Two months ago, Thelma Walsh was still driving her car and delivering meals to shut-ins who were years younger.

Leading a busy and fulfilling life was a normal progression that began during the years she was a student at Punxsutawney High School in Indiana County, where she played the violin in the orchestra, was a member of the Thespian Society and active in the Junior Red Cross.

Thelma R. Graff Walsh, of Ross, died of congestive heart failure Thursday, June 2, 2005, in UPMC Passavant, McCandless. She was 90.

"My mother was not only a caring and giving person, but a woman who enjoyed having fun," said her son, Robert Graff. "She was great at entertaining, whether it was at our home or with her AARP group."

Born and raised on a farm in Punxsutawney, Mrs. Walsh was one of two daughters of Charles and Elizabeth Smith Lindy.

"A notation in the 1933 Punxsutawney High School Yearbook described my mother as a student who was never in a hurry, but got things done," Graff said. "It was also noted that she was jolly and a lot of fun to be with."

Following graduation from high school, Mrs.
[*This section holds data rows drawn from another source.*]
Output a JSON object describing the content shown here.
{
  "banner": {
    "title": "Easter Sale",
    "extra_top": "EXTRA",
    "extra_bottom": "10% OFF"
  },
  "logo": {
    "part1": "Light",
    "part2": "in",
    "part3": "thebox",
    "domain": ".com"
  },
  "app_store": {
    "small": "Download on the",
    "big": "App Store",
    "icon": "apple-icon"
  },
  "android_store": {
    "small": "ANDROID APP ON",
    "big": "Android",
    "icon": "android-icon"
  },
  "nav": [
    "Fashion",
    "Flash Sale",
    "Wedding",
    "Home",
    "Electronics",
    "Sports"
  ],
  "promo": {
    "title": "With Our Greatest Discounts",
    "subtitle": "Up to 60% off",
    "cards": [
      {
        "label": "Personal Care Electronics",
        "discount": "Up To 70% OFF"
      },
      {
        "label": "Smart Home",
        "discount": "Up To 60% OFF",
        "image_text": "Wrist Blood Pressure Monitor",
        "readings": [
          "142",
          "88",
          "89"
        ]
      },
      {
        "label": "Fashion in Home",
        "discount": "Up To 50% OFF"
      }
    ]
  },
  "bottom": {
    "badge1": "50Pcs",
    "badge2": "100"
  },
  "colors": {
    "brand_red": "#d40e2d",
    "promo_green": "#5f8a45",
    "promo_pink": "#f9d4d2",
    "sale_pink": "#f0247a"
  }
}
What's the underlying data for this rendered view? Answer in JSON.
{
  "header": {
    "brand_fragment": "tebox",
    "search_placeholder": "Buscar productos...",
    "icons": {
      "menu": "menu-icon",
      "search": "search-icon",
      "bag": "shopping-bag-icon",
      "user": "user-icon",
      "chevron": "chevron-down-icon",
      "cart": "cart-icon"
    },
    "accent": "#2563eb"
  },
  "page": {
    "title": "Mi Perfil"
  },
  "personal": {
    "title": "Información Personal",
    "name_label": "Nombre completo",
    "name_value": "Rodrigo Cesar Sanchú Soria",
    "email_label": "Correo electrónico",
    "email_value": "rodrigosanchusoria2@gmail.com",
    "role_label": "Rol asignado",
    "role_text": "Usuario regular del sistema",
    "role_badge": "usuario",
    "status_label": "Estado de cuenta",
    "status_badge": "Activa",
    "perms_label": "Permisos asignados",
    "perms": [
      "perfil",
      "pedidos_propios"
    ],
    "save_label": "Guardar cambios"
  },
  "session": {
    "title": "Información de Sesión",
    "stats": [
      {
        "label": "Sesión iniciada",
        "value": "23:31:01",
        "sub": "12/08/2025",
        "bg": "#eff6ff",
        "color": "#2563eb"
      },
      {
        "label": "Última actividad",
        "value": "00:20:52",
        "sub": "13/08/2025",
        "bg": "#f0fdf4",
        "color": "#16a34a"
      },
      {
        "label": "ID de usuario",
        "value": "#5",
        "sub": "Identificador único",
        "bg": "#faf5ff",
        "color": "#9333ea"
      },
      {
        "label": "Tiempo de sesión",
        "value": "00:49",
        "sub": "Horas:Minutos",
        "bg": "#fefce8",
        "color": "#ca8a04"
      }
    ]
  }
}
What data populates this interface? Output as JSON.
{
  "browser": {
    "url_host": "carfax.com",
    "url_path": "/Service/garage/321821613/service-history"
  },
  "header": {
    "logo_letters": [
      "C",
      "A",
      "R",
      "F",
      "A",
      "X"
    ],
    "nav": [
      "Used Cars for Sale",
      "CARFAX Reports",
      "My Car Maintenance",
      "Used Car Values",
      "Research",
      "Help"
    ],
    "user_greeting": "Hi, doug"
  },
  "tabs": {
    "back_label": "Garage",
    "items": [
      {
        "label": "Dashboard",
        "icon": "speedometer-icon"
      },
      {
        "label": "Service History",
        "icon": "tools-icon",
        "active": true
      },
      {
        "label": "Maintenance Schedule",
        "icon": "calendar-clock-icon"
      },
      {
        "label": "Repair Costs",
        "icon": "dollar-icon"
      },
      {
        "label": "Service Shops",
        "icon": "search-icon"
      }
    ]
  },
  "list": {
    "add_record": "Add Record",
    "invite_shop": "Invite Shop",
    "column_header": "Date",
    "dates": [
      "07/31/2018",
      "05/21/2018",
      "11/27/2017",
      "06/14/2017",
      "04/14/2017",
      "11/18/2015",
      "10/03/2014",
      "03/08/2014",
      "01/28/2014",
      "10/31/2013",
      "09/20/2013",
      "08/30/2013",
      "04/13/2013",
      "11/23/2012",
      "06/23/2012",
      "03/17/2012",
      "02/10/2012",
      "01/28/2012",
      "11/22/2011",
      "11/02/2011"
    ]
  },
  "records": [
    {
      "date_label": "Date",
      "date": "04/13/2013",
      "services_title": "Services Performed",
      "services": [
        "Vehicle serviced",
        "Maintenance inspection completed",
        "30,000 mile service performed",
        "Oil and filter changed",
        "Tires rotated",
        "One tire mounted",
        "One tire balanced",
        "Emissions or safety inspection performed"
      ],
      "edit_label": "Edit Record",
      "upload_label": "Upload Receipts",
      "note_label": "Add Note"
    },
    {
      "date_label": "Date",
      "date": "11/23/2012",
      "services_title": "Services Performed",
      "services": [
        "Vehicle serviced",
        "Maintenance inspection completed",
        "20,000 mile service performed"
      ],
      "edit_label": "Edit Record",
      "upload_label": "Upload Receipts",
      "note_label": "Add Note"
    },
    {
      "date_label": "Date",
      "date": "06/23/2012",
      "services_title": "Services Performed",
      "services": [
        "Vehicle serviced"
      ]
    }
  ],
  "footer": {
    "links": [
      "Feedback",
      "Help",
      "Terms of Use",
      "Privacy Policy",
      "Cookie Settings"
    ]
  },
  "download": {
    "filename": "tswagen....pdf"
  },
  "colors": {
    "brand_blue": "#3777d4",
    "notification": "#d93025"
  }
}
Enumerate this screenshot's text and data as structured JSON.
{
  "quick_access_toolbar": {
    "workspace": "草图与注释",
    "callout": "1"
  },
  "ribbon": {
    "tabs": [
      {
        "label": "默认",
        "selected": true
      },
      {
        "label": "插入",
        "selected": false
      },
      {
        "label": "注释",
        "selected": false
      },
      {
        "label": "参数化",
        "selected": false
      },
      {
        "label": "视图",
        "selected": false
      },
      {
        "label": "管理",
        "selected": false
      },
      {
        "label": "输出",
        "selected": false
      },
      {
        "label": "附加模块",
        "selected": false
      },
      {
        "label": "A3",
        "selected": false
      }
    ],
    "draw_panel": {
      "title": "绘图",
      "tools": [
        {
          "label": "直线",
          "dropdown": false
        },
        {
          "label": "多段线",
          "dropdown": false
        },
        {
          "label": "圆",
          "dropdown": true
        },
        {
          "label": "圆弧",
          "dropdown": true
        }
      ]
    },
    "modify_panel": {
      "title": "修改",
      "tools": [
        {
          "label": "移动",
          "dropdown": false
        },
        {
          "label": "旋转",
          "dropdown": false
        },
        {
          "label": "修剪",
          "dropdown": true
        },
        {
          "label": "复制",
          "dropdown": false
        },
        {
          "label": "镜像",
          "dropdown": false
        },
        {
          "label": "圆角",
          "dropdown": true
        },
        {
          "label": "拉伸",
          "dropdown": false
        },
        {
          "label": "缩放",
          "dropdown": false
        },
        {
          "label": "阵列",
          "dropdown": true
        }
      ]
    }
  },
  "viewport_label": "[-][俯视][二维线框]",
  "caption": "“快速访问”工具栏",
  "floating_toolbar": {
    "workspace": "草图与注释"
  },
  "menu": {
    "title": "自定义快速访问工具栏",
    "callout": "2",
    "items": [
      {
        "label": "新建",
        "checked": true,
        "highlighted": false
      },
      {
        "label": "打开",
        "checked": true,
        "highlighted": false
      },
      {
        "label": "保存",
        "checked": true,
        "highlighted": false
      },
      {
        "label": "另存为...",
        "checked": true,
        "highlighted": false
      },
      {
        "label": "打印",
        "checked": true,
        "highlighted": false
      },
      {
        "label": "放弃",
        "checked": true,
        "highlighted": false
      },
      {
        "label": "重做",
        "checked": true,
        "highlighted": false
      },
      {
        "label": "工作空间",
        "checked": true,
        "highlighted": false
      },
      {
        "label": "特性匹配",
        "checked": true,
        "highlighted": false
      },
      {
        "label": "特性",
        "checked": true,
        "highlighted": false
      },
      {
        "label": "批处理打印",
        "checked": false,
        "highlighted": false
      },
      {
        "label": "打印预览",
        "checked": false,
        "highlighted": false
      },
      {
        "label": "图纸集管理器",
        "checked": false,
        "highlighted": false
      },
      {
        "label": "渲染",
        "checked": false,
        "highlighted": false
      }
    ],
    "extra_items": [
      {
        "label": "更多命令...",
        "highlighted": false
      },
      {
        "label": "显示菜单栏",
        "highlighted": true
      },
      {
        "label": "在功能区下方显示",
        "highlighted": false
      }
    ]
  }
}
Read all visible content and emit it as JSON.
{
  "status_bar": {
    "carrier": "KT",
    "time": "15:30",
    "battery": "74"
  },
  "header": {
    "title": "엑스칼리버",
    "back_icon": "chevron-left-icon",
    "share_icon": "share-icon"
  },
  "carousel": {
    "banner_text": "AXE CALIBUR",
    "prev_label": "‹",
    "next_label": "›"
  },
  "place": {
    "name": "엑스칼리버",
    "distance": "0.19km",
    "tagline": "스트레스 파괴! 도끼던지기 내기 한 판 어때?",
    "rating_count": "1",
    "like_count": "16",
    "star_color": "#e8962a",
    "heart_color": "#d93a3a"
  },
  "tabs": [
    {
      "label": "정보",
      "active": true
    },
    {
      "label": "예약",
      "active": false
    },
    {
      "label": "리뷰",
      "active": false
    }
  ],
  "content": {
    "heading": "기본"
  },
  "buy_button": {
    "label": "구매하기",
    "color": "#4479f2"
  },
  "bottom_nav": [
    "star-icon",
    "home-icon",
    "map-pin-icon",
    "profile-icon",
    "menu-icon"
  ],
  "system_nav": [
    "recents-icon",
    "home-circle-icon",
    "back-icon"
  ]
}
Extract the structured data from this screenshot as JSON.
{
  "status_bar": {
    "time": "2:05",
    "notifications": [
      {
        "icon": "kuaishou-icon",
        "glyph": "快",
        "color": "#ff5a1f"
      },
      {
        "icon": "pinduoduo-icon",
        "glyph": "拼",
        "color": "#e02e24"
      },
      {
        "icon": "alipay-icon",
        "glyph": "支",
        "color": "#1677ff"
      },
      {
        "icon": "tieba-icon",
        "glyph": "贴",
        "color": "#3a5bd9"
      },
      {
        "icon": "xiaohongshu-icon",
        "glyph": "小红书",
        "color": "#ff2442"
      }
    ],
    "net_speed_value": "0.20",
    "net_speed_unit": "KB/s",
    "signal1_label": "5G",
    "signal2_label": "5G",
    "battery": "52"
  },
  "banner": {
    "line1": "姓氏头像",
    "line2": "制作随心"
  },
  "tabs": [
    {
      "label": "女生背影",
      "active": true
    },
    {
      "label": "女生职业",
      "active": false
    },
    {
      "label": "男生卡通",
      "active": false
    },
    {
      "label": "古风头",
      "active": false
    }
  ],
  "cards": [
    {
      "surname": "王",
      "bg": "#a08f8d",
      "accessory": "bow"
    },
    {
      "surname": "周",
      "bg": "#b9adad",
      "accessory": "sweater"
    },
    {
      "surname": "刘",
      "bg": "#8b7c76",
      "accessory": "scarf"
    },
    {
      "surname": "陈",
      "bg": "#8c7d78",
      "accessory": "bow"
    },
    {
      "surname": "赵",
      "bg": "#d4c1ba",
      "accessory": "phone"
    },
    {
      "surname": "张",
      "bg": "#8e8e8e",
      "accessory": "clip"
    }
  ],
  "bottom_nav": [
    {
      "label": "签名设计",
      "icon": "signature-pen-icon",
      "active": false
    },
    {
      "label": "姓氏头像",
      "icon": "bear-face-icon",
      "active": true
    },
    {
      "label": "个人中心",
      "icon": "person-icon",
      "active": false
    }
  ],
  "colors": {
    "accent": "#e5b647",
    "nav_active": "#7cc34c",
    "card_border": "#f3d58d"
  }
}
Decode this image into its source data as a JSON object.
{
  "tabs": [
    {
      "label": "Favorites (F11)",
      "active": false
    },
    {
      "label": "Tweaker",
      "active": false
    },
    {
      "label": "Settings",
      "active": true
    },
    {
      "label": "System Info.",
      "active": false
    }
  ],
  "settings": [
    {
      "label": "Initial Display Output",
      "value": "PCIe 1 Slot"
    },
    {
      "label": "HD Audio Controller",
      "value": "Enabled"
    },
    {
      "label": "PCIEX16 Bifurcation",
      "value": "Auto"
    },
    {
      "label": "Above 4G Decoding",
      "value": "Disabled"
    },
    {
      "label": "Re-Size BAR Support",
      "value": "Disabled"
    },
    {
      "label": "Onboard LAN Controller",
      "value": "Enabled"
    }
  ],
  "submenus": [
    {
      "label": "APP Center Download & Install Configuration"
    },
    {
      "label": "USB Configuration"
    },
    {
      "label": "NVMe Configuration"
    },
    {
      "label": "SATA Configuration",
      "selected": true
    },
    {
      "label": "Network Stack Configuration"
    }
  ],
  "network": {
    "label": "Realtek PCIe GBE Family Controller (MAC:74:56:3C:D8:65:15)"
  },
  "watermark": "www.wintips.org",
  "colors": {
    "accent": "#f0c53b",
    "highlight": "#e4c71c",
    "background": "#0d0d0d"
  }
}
Walsh enrolled at Indiana Normal College, Indiana County, with the hope of obtaining a teaching certificate.

"But those were Depression years," her son said. "There were few jobs available in her area, so she decided to move to Pittsburgh in order to find employment so she could complete her education."

She met Walter Graff, a resident of the North Side, while attending a music recital given by the percussionist. They were married in 1937.

Mr. Graff, who was employed in sales for the former Chatfield & Woods Co., died in 1963. Three years later, she married John Walsh, a U.S. postal employee, who died in 1998.

Mrs. Walsh was devoted to her Lutheran faith. She was a member of St. John's Evangelical Lutheran Church, Ross, and a former member of Holy Trinity Lutheran Church, North Side, where she taught Sunday school.

"My brother, Harold, and I were both her Sunday school pupils," Graff said. "And we were expected to be in class on Sundays."

Mrs. Walsh taught religious education programs in the Avalon and Bellevue public schools. "All public school students were required at that time to attend a religious class several times a month," her son said.

Mrs. Walsh is survived by two sons, Harold Graff and his wife, Ann, of Flagstaff, Ariz., and Dr. Robert Graff and his wife, Christine, of Sedona, Ariz.; four grandchildren, Bradford Graff, of Portland, Ore., Tamara Cordova, of Las Vegas, Nathaniel Graff, of New Orleans, and Karen Graff, of Oakmont; and a great-granddaughter, Elizabeth Cordova.

Visitation is from 6 to 9 p.m. Sunday at Devlin Funeral Home, 806 Perry Highway, Ross. Services will be at 10 a.m. Monday in St. John's Evangelical Lutheran Church, Ross.